Finding Time for Silence
Spend some time in silence every day.
Maxim #9
We live in a culture filled with noise. It saturates every nook and cranny of our modern world. It is difficult to go anywhere today without the sounds of engines from planes, trains and automobiles. Then there are the sounds of our televisions and ipods. Advertisements make their assault on our senses twenty-four hours a day. It seems that we as a culture have issues with silence.
I remember clearly the first time I stepped out of my car at Conception Abbey in Northwest Missouri. There was something strange about it that I couldn’t quite name. Then I realized what it was that had caught my attention, pure silence. I had rarely been in a place where there was this kind of tangible silence, but there in the vast fields and farmland I could almost reach out and touch it.

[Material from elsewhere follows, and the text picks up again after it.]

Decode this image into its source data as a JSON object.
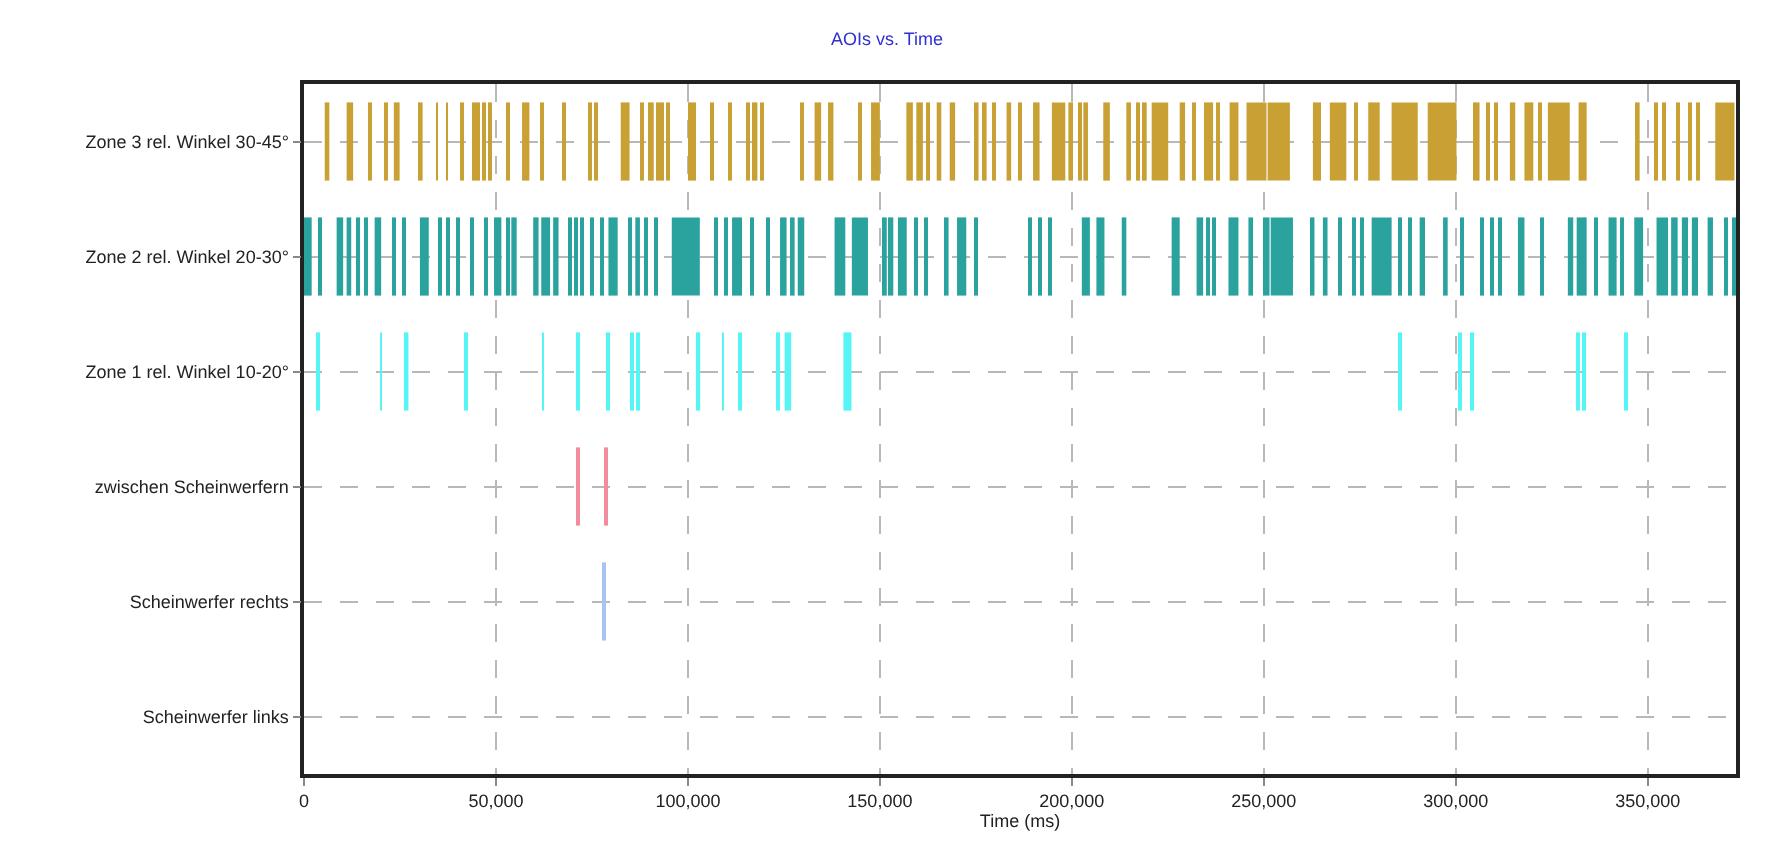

The difficulty that I have most often found in trying to be silent, even for a few minutes a day, is the amount of time and effort it really takes. Upon first deciding to enter into silence, I begin to realize just how much exterior noise there really is that surrounds me. Then, just as I am able to quiet the exterior, I realize there is still much more interior noise that has yet to be silent. It takes no time at all for all the interior voices that have been drowned out to raise the volume inside my head, vying for my attention. It is only with real discipline and time every day in exterior silence, that I can eventually come to an interior one as well. And every once in awhile, when I have come to a deep silence, there is a place created that is a meeting place for God.
But even when I don’t reach that deep place of silence (most days I don’t) there is something to be gained in intentionally spending quiet time alone. All those thoughts and internal voices can tell me so much about my life and where it needs improvement. Most of all, silence is a form of rest that I find very needed as I make my way daily through a sea of noise.